大西洋赤道域の冷却は予想よりもはるかに速い
Yasmeen Hamadeh 著、2024年8月31日
1年以上にわたって(推定される)史上最高の世界の海水温が続いた後、赤道大西洋の海水温がこれまでに記録されたものよりも急速に低下しており、世界中の天候に影響を及ぼす可能性がある。
この1年、大西洋の表面温度はいくつかの新記録を更新したが、世界中の気温(おそらく)が全体的に記録的な高さを記録した。
しかし、大西洋ではこの数か月で表面温度が急激に記録的な速さで低下しており、この傾向を覆すような何かが起こっているようだ。
米国海洋大気庁(NOAA)によると、大西洋の海面温度は5月から低下し始めていることがデータから示されている。
大西洋の海面温度は、この時期としては通常よりも華氏1~2度ほど低いようだ。
海洋は、年間を通じて多くの気象変化の影響を受けやすいことは明らかである。通常、この時期にはエルニーニョと呼ばれる複雑な気象パターンにより、大西洋の温度は上昇すると予想される。
エルニーニョとは、海面温度の上昇、または平均を上回る海の高温を指す。
大西洋は2023年3月以来、熱記録を更新し続けているが、その大きな理由の一つは、2023年から2024年にかけて発生した特に強いエルニーニョ現象である。
しかし、大西洋のエルニーニョ現象は、その対極にあるラニーニャ現象に置き換わる可能性が高いようだ。ラニーニャ現象は、海面温度が異常に冷たくなるときに発生する。
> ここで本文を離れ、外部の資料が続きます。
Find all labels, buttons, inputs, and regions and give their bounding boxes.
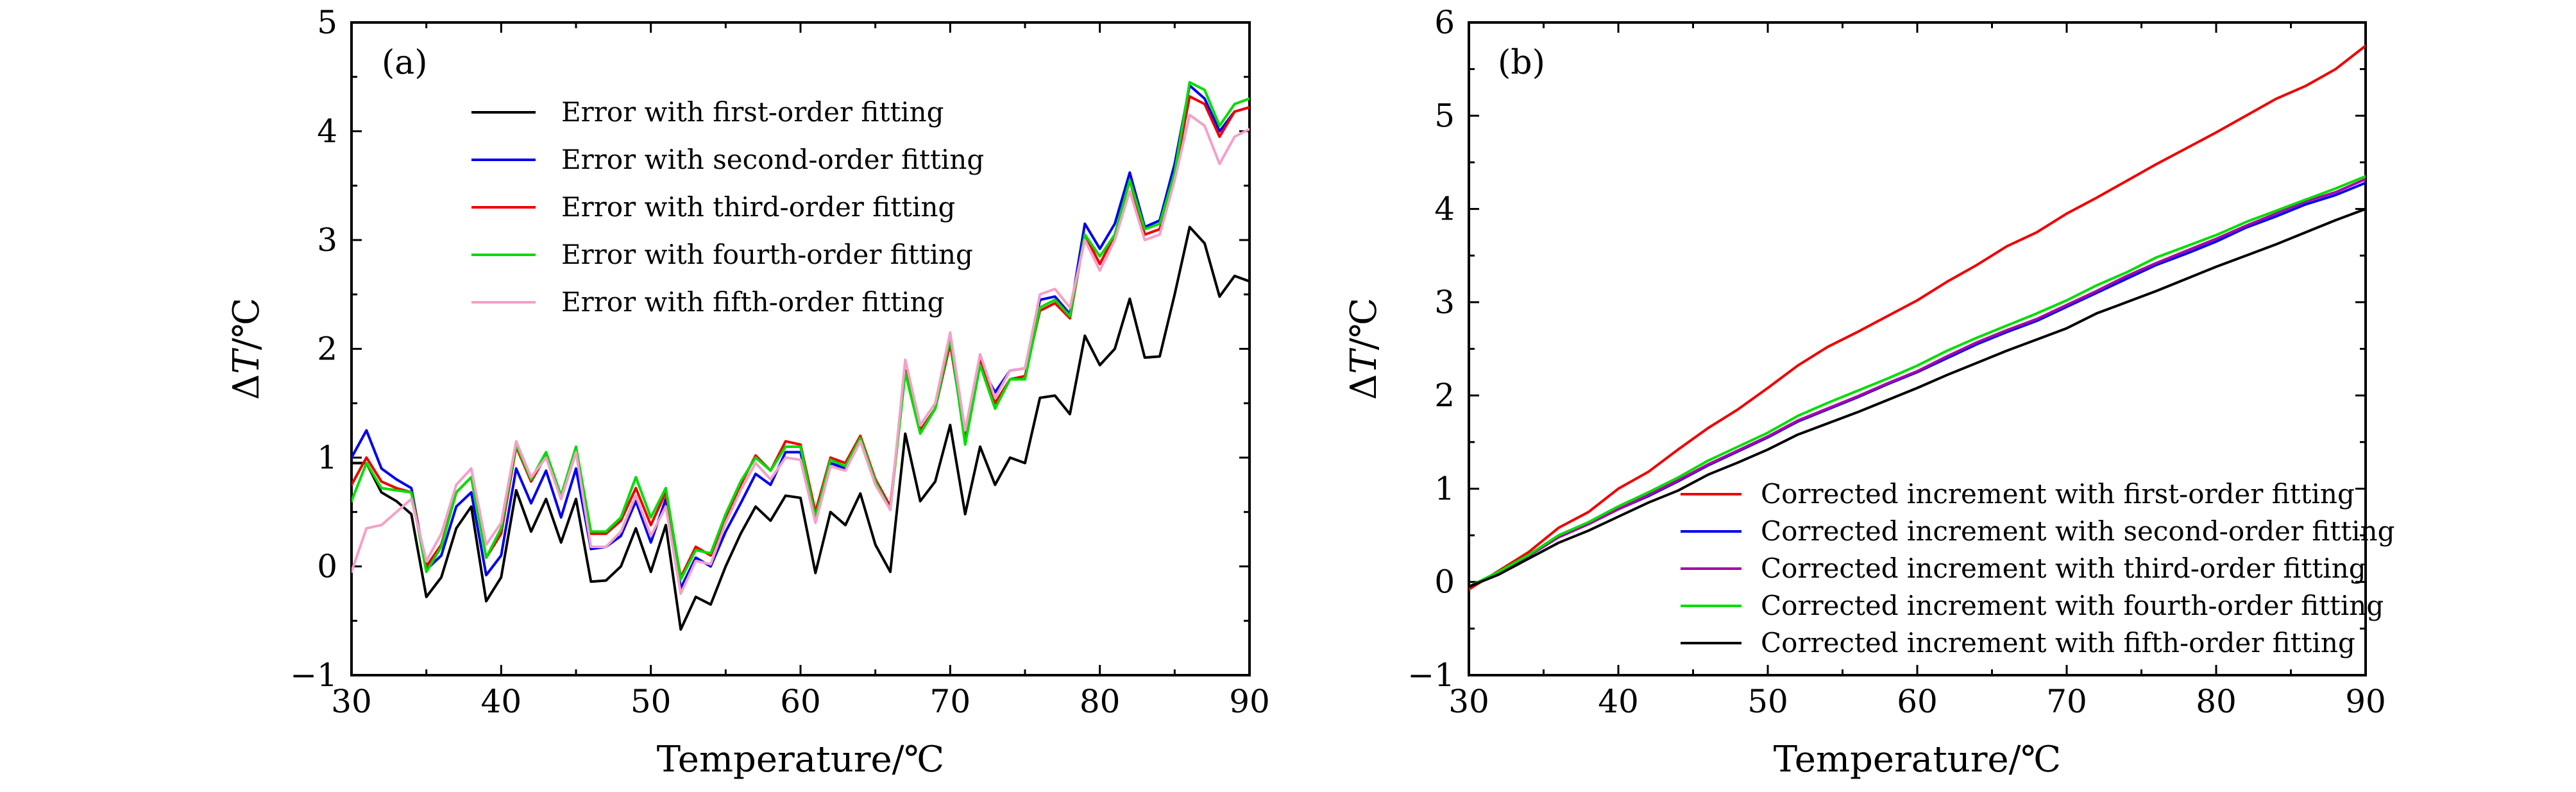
y-tick-label: 3: [1434, 284, 1455, 321]
y-axis-variable: T: [226, 348, 267, 374]
panel-b: 30 40 50 60 70 80 90 −1 0 1 2 3 4 5 6 Temperature/℃ ΔT/℃…: [1343, 4, 2395, 780]
legend-label-4: Error with fourth-order fitting: [561, 239, 973, 270]
series-line-1: [352, 225, 1250, 631]
y-tick-label: 0: [317, 548, 337, 585]
legend-label-3: Corrected increment with third-order fit…: [1761, 553, 2366, 584]
y-axis-unit: /℃: [1343, 298, 1385, 350]
legend-label-2: Corrected increment with second-order fi…: [1761, 515, 2395, 547]
panel-label: (b): [1498, 44, 1545, 82]
legend: Corrected increment with first-order fit…: [1681, 478, 2395, 659]
y-axis-title: ΔT/℃: [1343, 298, 1385, 400]
x-tick-label: 30: [331, 683, 372, 720]
y-tick-label: −1: [290, 657, 337, 694]
x-tick-label: 50: [631, 683, 672, 720]
x-tick-label: 50: [1747, 683, 1788, 720]
y-tick-label: 1: [317, 439, 337, 476]
series-line-3: [1469, 178, 2366, 588]
y-tick-label: 5: [1434, 97, 1455, 134]
x-tick-label: 30: [1448, 683, 1489, 720]
x-axis-title: Temperature/℃: [1774, 739, 2061, 780]
y-tick-label: 4: [1434, 191, 1455, 228]
x-tick-label: 70: [930, 683, 971, 720]
series-line-4: [352, 81, 1250, 581]
legend: Error with first-order fitting Error with…: [471, 96, 984, 318]
x-tick-label: 90: [2345, 683, 2386, 720]
panel-a: 30 40 50 60 70 80 90 −1 0 1 2 3 4 5 Temperature/℃ ΔT/℃ (…: [226, 4, 1270, 780]
y-axis-delta: Δ: [1343, 374, 1385, 400]
x-tick-label: 80: [1080, 683, 1121, 720]
legend-label-2: Error with second-order fitting: [561, 144, 984, 175]
x-tick-label: 90: [1229, 683, 1270, 720]
x-tick-label: 40: [1598, 683, 1639, 720]
y-tick-label: 1: [1434, 470, 1455, 507]
y-axis-unit: /℃: [226, 298, 267, 350]
series-line-1: [1469, 44, 2366, 591]
y-axis-delta: Δ: [226, 374, 267, 400]
y-tick-label: −1: [1407, 657, 1455, 694]
legend-label-1: Corrected increment with first-order fit…: [1761, 478, 2355, 510]
y-tick-label: 5: [317, 4, 337, 41]
legend-label-5: Corrected increment with fifth-order fit…: [1761, 627, 2355, 659]
y-tick-label: 4: [317, 113, 337, 150]
legend-label-5: Error with fifth-order fitting: [561, 286, 945, 318]
legend-label-4: Corrected increment with fourth-order fi…: [1761, 590, 2384, 621]
series-line-5: [352, 114, 1250, 595]
y-tick-label: 2: [1434, 377, 1455, 414]
series-line-3: [352, 95, 1250, 579]
y-tick-label: 3: [317, 221, 337, 259]
y-axis-title: ΔT/℃: [226, 298, 267, 400]
x-tick-label: 80: [2196, 683, 2237, 720]
x-tick-label: 60: [1897, 683, 1938, 720]
y-tick-label: 6: [1434, 4, 1455, 41]
x-tick-label: 70: [2046, 683, 2087, 720]
series-line-4: [1469, 175, 2366, 588]
panel-label: (a): [382, 44, 428, 82]
series-line-5: [1469, 207, 2366, 588]
y-tick-label: 2: [317, 331, 337, 368]
x-tick-label: 60: [780, 683, 821, 720]
y-tick-label: 0: [1434, 564, 1455, 601]
legend-label-3: Error with third-order fitting: [561, 191, 955, 223]
y-axis-variable: T: [1343, 348, 1385, 374]
x-tick-label: 40: [481, 683, 522, 720]
x-axis-title: Temperature/℃: [657, 739, 944, 780]
legend-label-1: Error with first-order fitting: [561, 96, 944, 128]
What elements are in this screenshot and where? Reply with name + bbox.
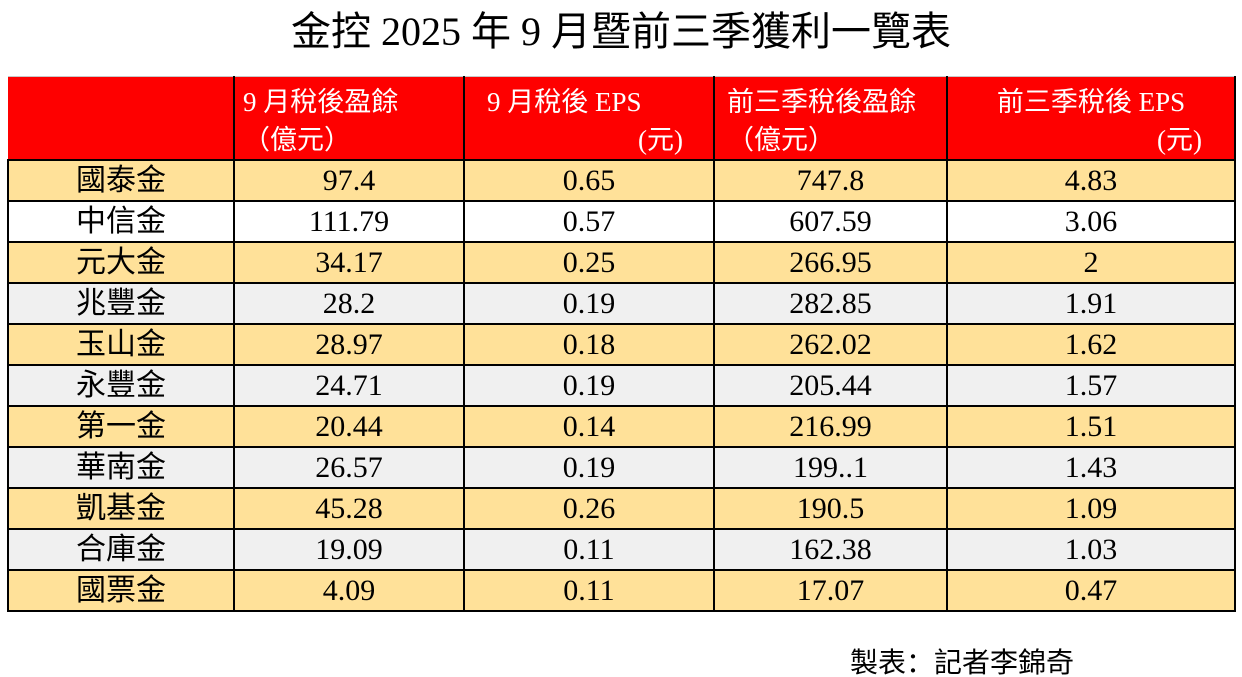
company-name-cell: 國泰金 — [7, 159, 235, 202]
value-cell: 26.57 — [233, 446, 465, 489]
value-cell: 19.09 — [233, 528, 465, 571]
value-cell: 0.57 — [463, 200, 715, 243]
header-cell-5: 前三季稅後 EPS (元) — [946, 76, 1236, 161]
value-cell: 111.79 — [233, 200, 465, 243]
value-cell: 4.09 — [233, 569, 465, 612]
value-cell: 1.62 — [946, 323, 1236, 366]
header-cell-3-line2: (元) — [638, 125, 683, 155]
value-cell: 0.19 — [463, 364, 715, 407]
value-cell: 0.14 — [463, 405, 715, 448]
report-title: 金控 2025 年 9 月暨前三季獲利一覽表 — [291, 9, 951, 54]
table-row: 合庫金 19.09 0.11 162.38 1.03 — [7, 528, 1236, 571]
table-row: 玉山金 28.97 0.18 262.02 1.62 — [7, 323, 1236, 366]
company-name-cell: 國票金 — [7, 569, 235, 612]
value-cell: 0.26 — [463, 487, 715, 530]
header-cell-4-line2: （億元） — [727, 125, 835, 155]
value-cell: 0.11 — [463, 528, 715, 571]
header-cell-2-line2: （億元） — [243, 125, 351, 155]
value-cell: 747.8 — [713, 159, 948, 202]
profit-table: 9 月稅後盈餘 （億元） 9 月稅後 EPS (元) 前三季稅後盈餘 （億元） 前三季稅後 … — [7, 76, 1236, 612]
value-cell: 0.25 — [463, 241, 715, 284]
table-row: 國泰金 97.4 0.65 747.8 4.83 — [7, 159, 1236, 202]
company-name-cell: 玉山金 — [7, 323, 235, 366]
value-cell: 1.91 — [946, 282, 1236, 325]
table-row: 第一金 20.44 0.14 216.99 1.51 — [7, 405, 1236, 448]
value-cell: 34.17 — [233, 241, 465, 284]
header-cell-5-line2: (元) — [1157, 125, 1202, 155]
value-cell: 20.44 — [233, 405, 465, 448]
value-cell: 266.95 — [713, 241, 948, 284]
value-cell: 205.44 — [713, 364, 948, 407]
value-cell: 1.51 — [946, 405, 1236, 448]
value-cell: 17.07 — [713, 569, 948, 612]
table-row: 凱基金 45.28 0.26 190.5 1.09 — [7, 487, 1236, 530]
header-cell-4-line1: 前三季稅後盈餘 — [727, 87, 916, 117]
value-cell: 607.59 — [713, 200, 948, 243]
table-row: 永豐金 24.71 0.19 205.44 1.57 — [7, 364, 1236, 407]
header-row: 9 月稅後盈餘 （億元） 9 月稅後 EPS (元) 前三季稅後盈餘 （億元） 前三季稅後 … — [8, 76, 1236, 161]
table-row: 兆豐金 28.2 0.19 282.85 1.91 — [7, 282, 1236, 325]
header-cell-3-line1: 9 月稅後 EPS — [487, 87, 642, 117]
value-cell: 0.18 — [463, 323, 715, 366]
value-cell: 2 — [946, 241, 1236, 284]
header-cell-1 — [8, 76, 235, 161]
header-cell-5-line1: 前三季稅後 EPS — [996, 87, 1186, 117]
value-cell: 24.71 — [233, 364, 465, 407]
header-cell-4: 前三季稅後盈餘 （億元） — [713, 76, 948, 161]
value-cell: 28.2 — [233, 282, 465, 325]
company-name-cell: 永豐金 — [7, 364, 235, 407]
header-cell-3: 9 月稅後 EPS (元) — [463, 76, 715, 161]
value-cell: 28.97 — [233, 323, 465, 366]
company-name-cell: 中信金 — [7, 200, 235, 243]
company-name-cell: 凱基金 — [7, 487, 235, 530]
company-name-cell: 合庫金 — [7, 528, 235, 571]
table-body: 國泰金 97.4 0.65 747.8 4.83 中信金 111.79 0.57 607.59 3… — [7, 159, 1236, 612]
header-cell-2-line1: 9 月稅後盈餘 — [243, 87, 399, 117]
value-cell: 0.47 — [946, 569, 1236, 612]
value-cell: 282.85 — [713, 282, 948, 325]
company-name-cell: 兆豐金 — [7, 282, 235, 325]
value-cell: 1.09 — [946, 487, 1236, 530]
value-cell: 0.11 — [463, 569, 715, 612]
company-name-cell: 華南金 — [7, 446, 235, 489]
table-row: 中信金 111.79 0.57 607.59 3.06 — [7, 200, 1236, 243]
value-cell: 0.19 — [463, 446, 715, 489]
value-cell: 4.83 — [946, 159, 1236, 202]
value-cell: 45.28 — [233, 487, 465, 530]
value-cell: 262.02 — [713, 323, 948, 366]
credit-line: 製表：記者李錦奇 — [849, 648, 1074, 677]
value-cell: 97.4 — [233, 159, 465, 202]
value-cell: 216.99 — [713, 405, 948, 448]
table-row: 華南金 26.57 0.19 199..1 1.43 — [7, 446, 1236, 489]
value-cell: 3.06 — [946, 200, 1236, 243]
value-cell: 199..1 — [713, 446, 948, 489]
table-row: 元大金 34.17 0.25 266.95 2 — [7, 241, 1236, 284]
value-cell: 1.03 — [946, 528, 1236, 571]
header-cell-2: 9 月稅後盈餘 （億元） — [233, 76, 465, 161]
company-name-cell: 元大金 — [7, 241, 235, 284]
value-cell: 0.19 — [463, 282, 715, 325]
company-name-cell: 第一金 — [7, 405, 235, 448]
value-cell: 1.43 — [946, 446, 1236, 489]
value-cell: 190.5 — [713, 487, 948, 530]
table-row: 國票金 4.09 0.11 17.07 0.47 — [7, 569, 1236, 612]
value-cell: 0.65 — [463, 159, 715, 202]
value-cell: 162.38 — [713, 528, 948, 571]
value-cell: 1.57 — [946, 364, 1236, 407]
これらの気象パターンはどちらも非常に複雑であり、貿易風、太陽熱、降雨の影響を受けやすいため、予測が難しい。
しかし、大西洋の水温の急激な変化と、通常9月に始まると予測されているラニーニャへの移行が推測されるという事態に、専門家たちは困惑している。
「私たちは、考えられるメカニズムのリストをすべて確認しましたが、今のところ、どれも当てはまりません」と、マイアミ大学の博士研究員、フランシス・フィリップ・トゥーシェン氏は『ニューサイエンティスト』誌に語った。
このような前例のない変化は、明らかに環境にとって懸念すべき事態である。
NOAAは、エルニーニョとラニーニャの気象パターンの変化は周辺の大陸の降雨量に影響を与える可能性があり、大西洋のエルニーニョは、カーボベルデ諸島付近のハリケーン発生の可能性を高めることが分かっていると述べている。
NOAAのマイケル・マクフェイデン氏によると、大西洋が太平洋のラニーニャ現象を「綱引き」で遅らせる可能性もある。太平洋が「冷却しようとし、大西洋が温暖化しようとする」ためだ。
大西洋がラニーニャ現象に完全に発展しているかどうかは、現在も監視中である。
もしラニーニャ現象が起これば、周辺地域の気候予測は今年いっぱいは変化するだろう。